In other words, NBCU will use the demise of NBCSN to try to bolster its largest cable channel, USA, ensuring that it retains wide distribution and can continue to draw high carriage fees even as the overall ecosystem declines.
“We have long argued that the exclusive sports rights (NCAA, NBA and MLB) have been the reason for Turner’s TBS and TNT general entertainment networks success, … or a least the rationale for why they can charge what they can in monthly affiliate fees,” writes Nathanson in his special report on sports TV. “As more viewing behavior shifts away from the linear networks, especially for rerun/syndicated programming given the unlimited over-the-top and on-demand options, sports will likely be the only way general entertainment networks push for higher affiliate fees going forward.”
Indeed, at an AT&T investor day March 12, WarnerMedia CEO Jason Kilar defended the legacy Turner cable channels as a “damn good business” and “incredibly helpful to the portfolio,” because the cash they generate can be used to invest in HBO Max and other future direct-to-consumer offerings. He added, however, that “it’s incumbent on us to make sure that we’re investing in those businesses smartly,” emphasizing the company’s sports and news offerings.

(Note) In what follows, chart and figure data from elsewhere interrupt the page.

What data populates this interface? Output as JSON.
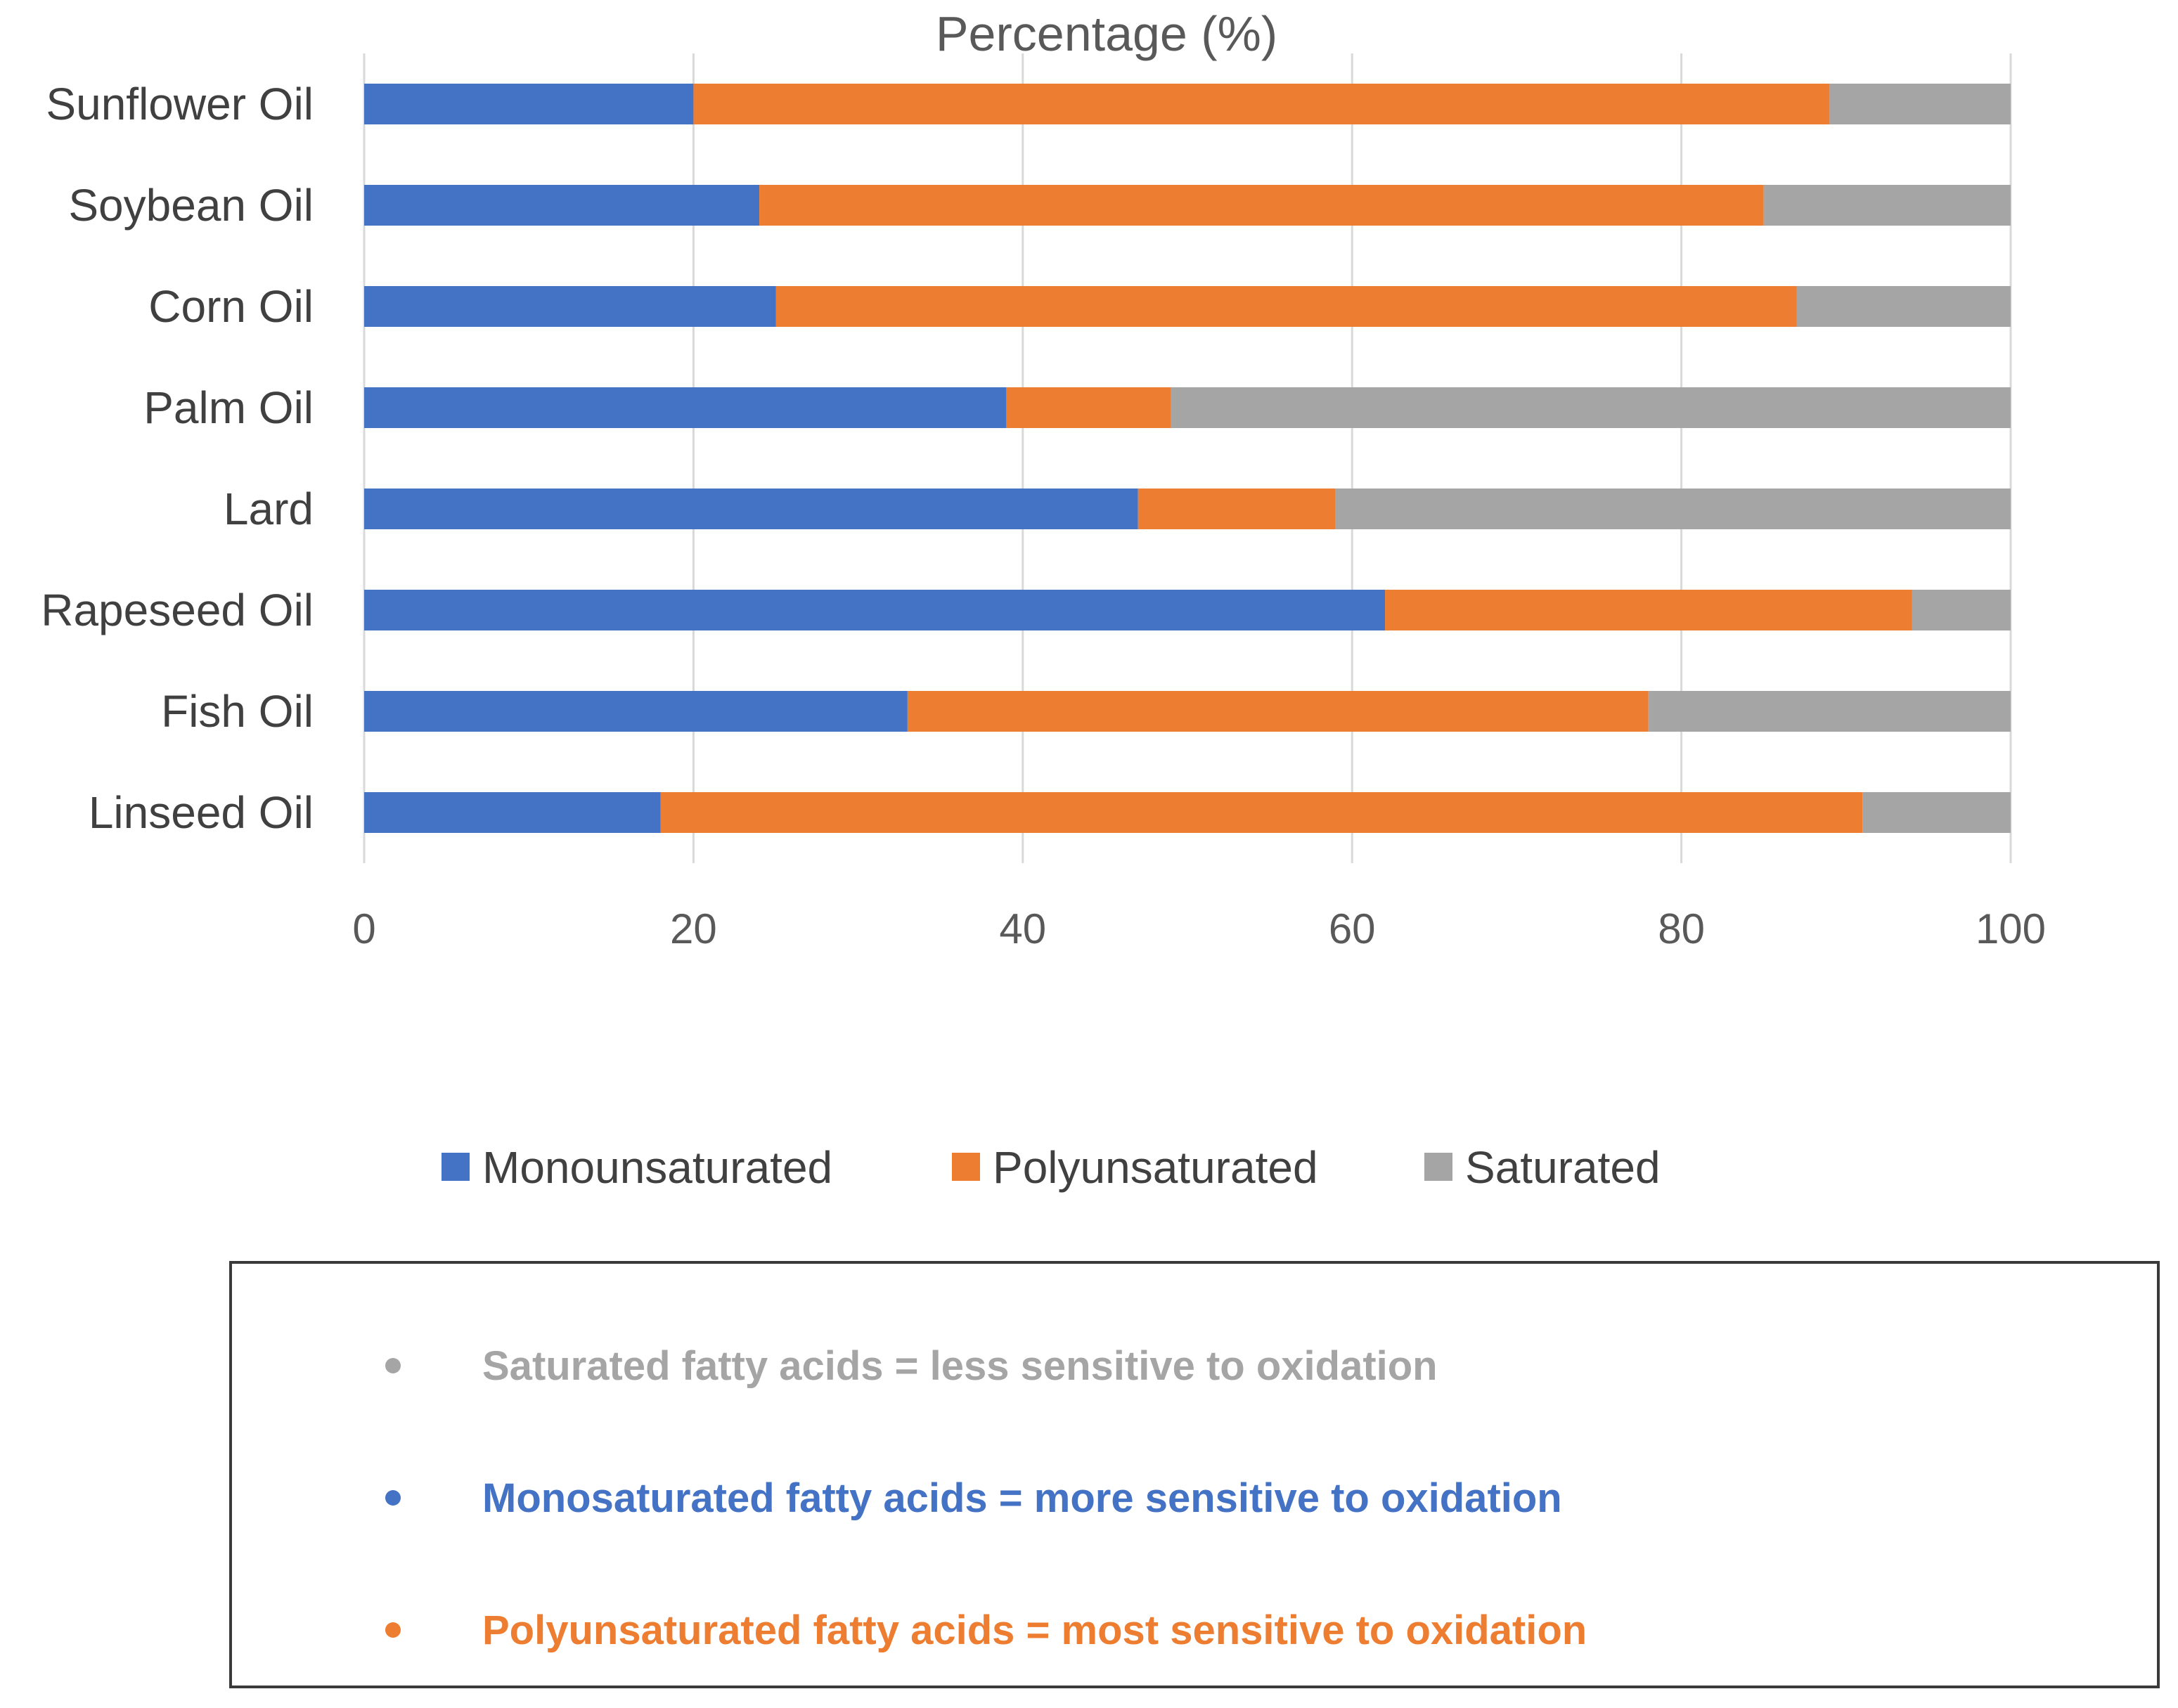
{
  "chart_data": {
    "type": "bar",
    "orientation": "horizontal",
    "stacked": true,
    "title": "Percentage (%)",
    "xlabel": "Percentage (%)",
    "ylabel": "",
    "xlim": [
      0,
      100
    ],
    "x_ticks": [
      0,
      20,
      40,
      60,
      80,
      100
    ],
    "grid": true,
    "legend_position": "bottom",
    "categories": [
      "Sunflower Oil",
      "Soybean Oil",
      "Corn Oil",
      "Palm Oil",
      "Lard",
      "Rapeseed Oil",
      "Fish Oil",
      "Linseed Oil"
    ],
    "series": [
      {
        "name": "Monounsaturated",
        "color": "#4472C4",
        "values": [
          20,
          24,
          25,
          39,
          47,
          62,
          33,
          18
        ]
      },
      {
        "name": "Polyunsaturated",
        "color": "#ED7D31",
        "values": [
          69,
          61,
          62,
          10,
          12,
          32,
          45,
          73
        ]
      },
      {
        "name": "Saturated",
        "color": "#A5A5A5",
        "values": [
          11,
          15,
          13,
          51,
          41,
          6,
          22,
          9
        ]
      }
    ]
  },
  "notes": [
    {
      "text": "Saturated fatty acids = less sensitive to oxidation",
      "color": "#A5A5A5"
    },
    {
      "text": "Monosaturated fatty acids = more sensitive to oxidation",
      "color": "#4472C4"
    },
    {
      "text": "Polyunsaturated fatty acids = most sensitive to oxidation",
      "color": "#ED7D31"
    }
  ]
}
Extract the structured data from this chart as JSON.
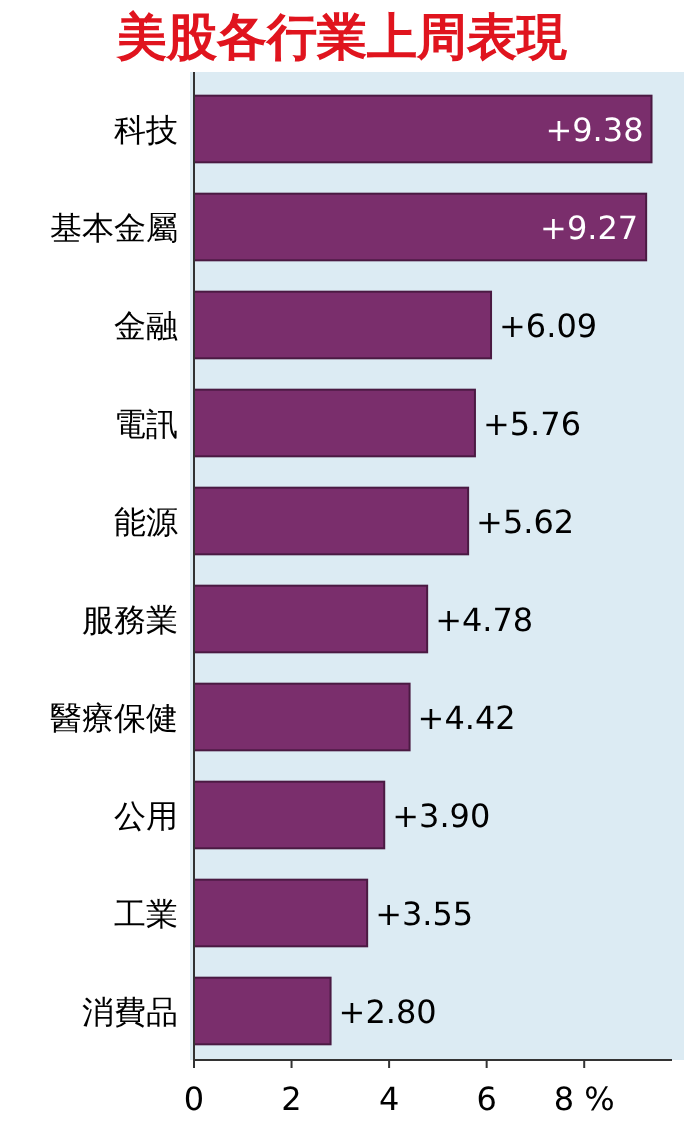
{
  "chart_data": {
    "type": "bar",
    "orientation": "horizontal",
    "title": "美股各行業上周表現",
    "categories": [
      "科技",
      "基本金屬",
      "金融",
      "電訊",
      "能源",
      "服務業",
      "醫療保健",
      "公用",
      "工業",
      "消費品"
    ],
    "values": [
      9.38,
      9.27,
      6.09,
      5.76,
      5.62,
      4.78,
      4.42,
      3.9,
      3.55,
      2.8
    ],
    "value_labels": [
      "+9.38",
      "+9.27",
      "+6.09",
      "+5.76",
      "+5.62",
      "+4.78",
      "+4.42",
      "+3.90",
      "+3.55",
      "+2.80"
    ],
    "color": "#7a2e6c",
    "xlim": [
      0,
      9.8
    ],
    "xticks": [
      0,
      2,
      4,
      6,
      {
        "value": 8,
        "label": "8 %"
      }
    ]
  }
}
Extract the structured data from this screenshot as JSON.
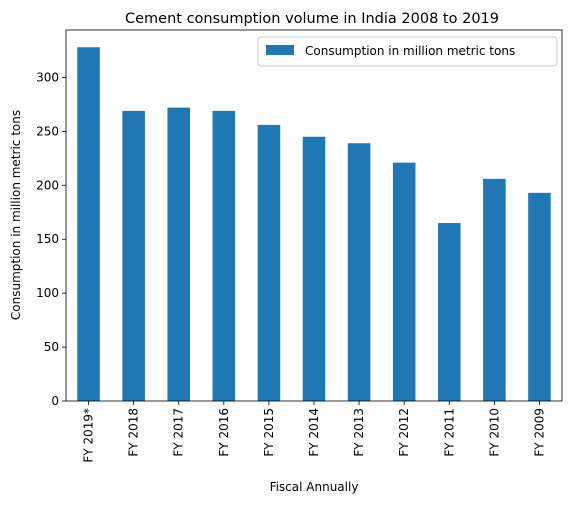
{
  "chart_data": {
    "type": "bar",
    "title": "Cement consumption volume in India 2008 to 2019",
    "xlabel": "Fiscal Annually",
    "ylabel": "Consumption in million metric tons",
    "categories": [
      "FY 2019*",
      "FY 2018",
      "FY 2017",
      "FY 2016",
      "FY 2015",
      "FY 2014",
      "FY 2013",
      "FY 2012",
      "FY 2011",
      "FY 2010",
      "FY 2009"
    ],
    "series": [
      {
        "name": "Consumption in million metric tons",
        "values": [
          328,
          269,
          272,
          269,
          256,
          245,
          239,
          221,
          165,
          206,
          193
        ],
        "color": "#1f77b4"
      }
    ],
    "ylim": [
      0,
      344
    ],
    "yticks": [
      0,
      50,
      100,
      150,
      200,
      250,
      300
    ],
    "grid": false,
    "legend": "top-right"
  }
}
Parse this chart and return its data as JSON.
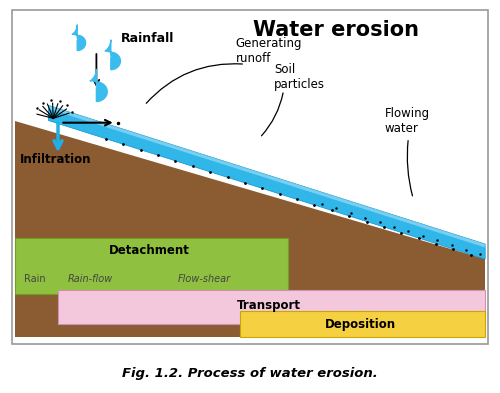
{
  "title": "Water erosion",
  "caption": "Fig. 1.2. Process of water erosion.",
  "background_color": "#ffffff",
  "soil_color": "#8B5C32",
  "water_color": "#1EB0E8",
  "water_edge": "#0090CC",
  "detachment_color": "#90C040",
  "detachment_edge": "#70A020",
  "transport_color": "#F4C8DC",
  "transport_edge": "#D090B0",
  "deposition_color": "#F5D040",
  "deposition_edge": "#C8A800",
  "border_color": "#999999",
  "labels": {
    "rainfall": "Rainfall",
    "generating_runoff": "Generating\nrunoff",
    "soil_particles": "Soil\nparticles",
    "flowing_water": "Flowing\nwater",
    "infiltration": "Infiltration",
    "detachment": "Detachment",
    "rain": "Rain",
    "rain_flow": "Rain-flow",
    "flow_shear": "Flow-shear",
    "transport": "Transport",
    "deposition": "Deposition"
  }
}
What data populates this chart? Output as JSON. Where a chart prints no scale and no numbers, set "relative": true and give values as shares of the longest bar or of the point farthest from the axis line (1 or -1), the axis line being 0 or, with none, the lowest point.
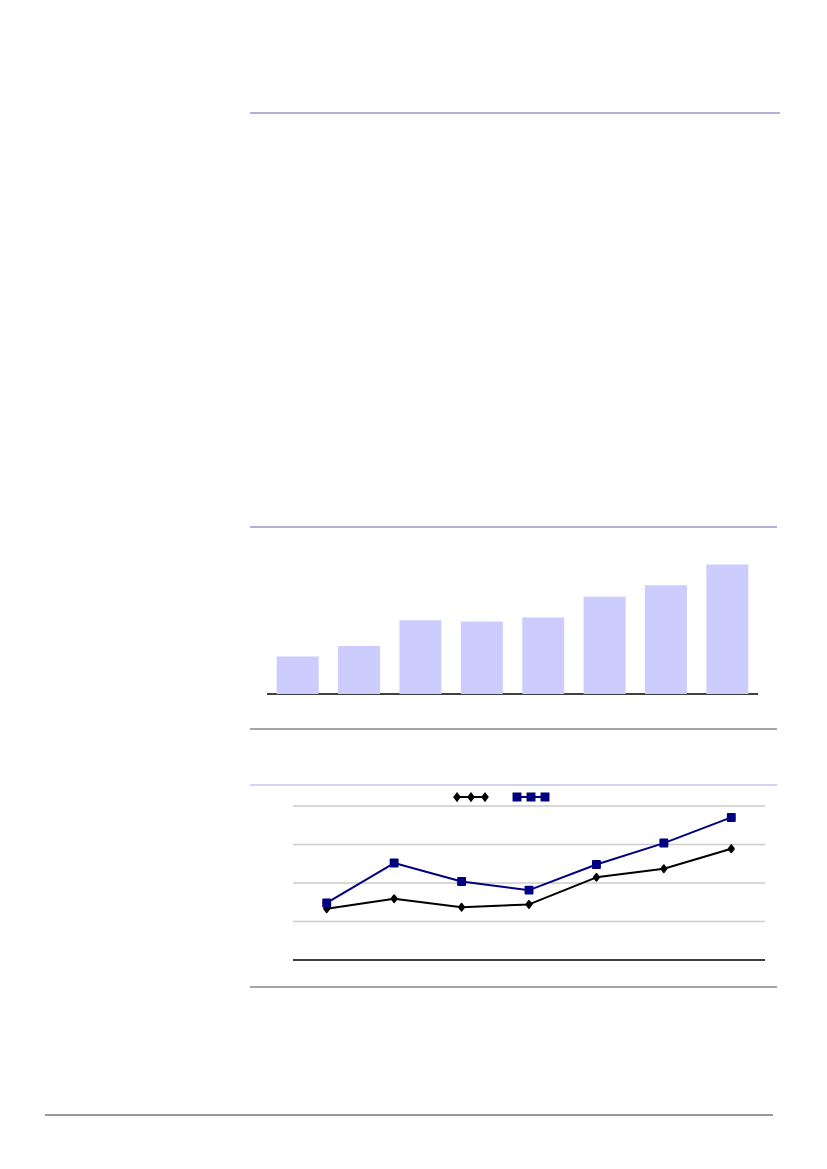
{
  "chart_data": [
    {
      "type": "bar",
      "relative": true,
      "categories": [
        null,
        null,
        null,
        null,
        null,
        null,
        null,
        null
      ],
      "values": [
        0.29,
        0.37,
        0.57,
        0.56,
        0.59,
        0.75,
        0.84,
        1.0
      ],
      "color": "#ccccff"
    },
    {
      "type": "line",
      "relative": true,
      "categories": [
        null,
        null,
        null,
        null,
        null,
        null,
        null
      ],
      "grid": "y",
      "series": [
        {
          "color": "#000000",
          "marker": "diamond",
          "values": [
            0.36,
            0.43,
            0.37,
            0.39,
            0.58,
            0.64,
            0.78
          ]
        },
        {
          "color": "#000080",
          "marker": "square",
          "values": [
            0.4,
            0.68,
            0.55,
            0.49,
            0.67,
            0.82,
            1.0
          ]
        }
      ]
    }
  ]
}
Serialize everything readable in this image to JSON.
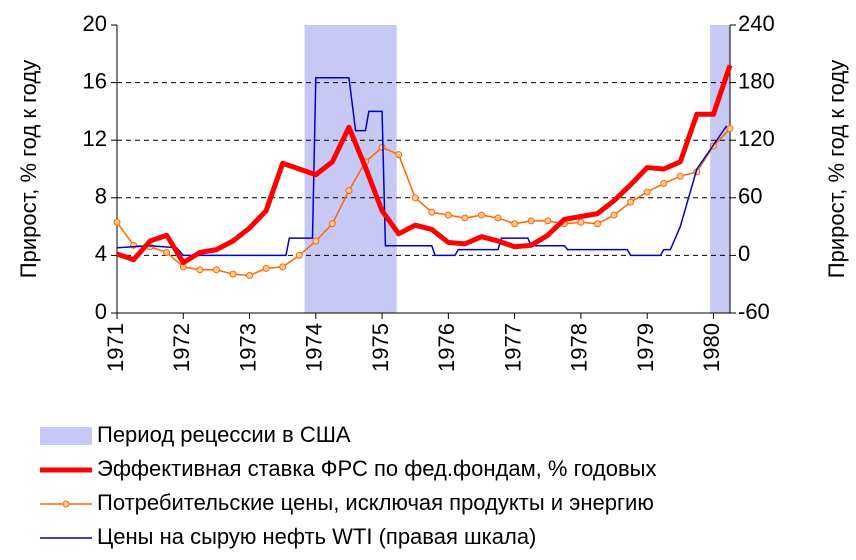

And while smaller sports channels like NBCSN may be feeling the pinch now, there is no shortage of midsize or small cable channels that could be ripe for a culling. Discovery Inc. operates 20 linear channels in the U.S., but many consumers may be hard-pressed to name more than a handful, and the company is increasingly focusing its new content investment on its Discovery+ streaming service.
WarnerMedia owns such major channels as TBS and CNN, but what about smaller channels like Boomerang or truTV? In February, as it happens, WarnerMedia inked a new deal with the stars of truTV’s only major hit, Impractical Jokers. The deal will see them create a slate of scripted and unscripted fare … including for TBS, TNT and HBO Max.
And this week WarnerMedia announced a new deal with the NHL, which will bring hockey games (including Stanley Cup playoff games) to TBS, TNT, and eventually HBO Max.
“Every big media company has cable networks that are going to be more vulnerable than the top-tier USAs and TNTs,” Adgate says. “I think you will see some of these smaller networks go by the wayside.
The question, then, is when the tough choices will be made, and where the content on these channels will be relocated: To the streaming services their parent companies are seeking to grow, or the big cable channels they are trying to keep profitable? “I don’t envy them in the position they’re in,” Nason says. “It is tough, it is difficult, and it is only going to be accelerated, these trends.”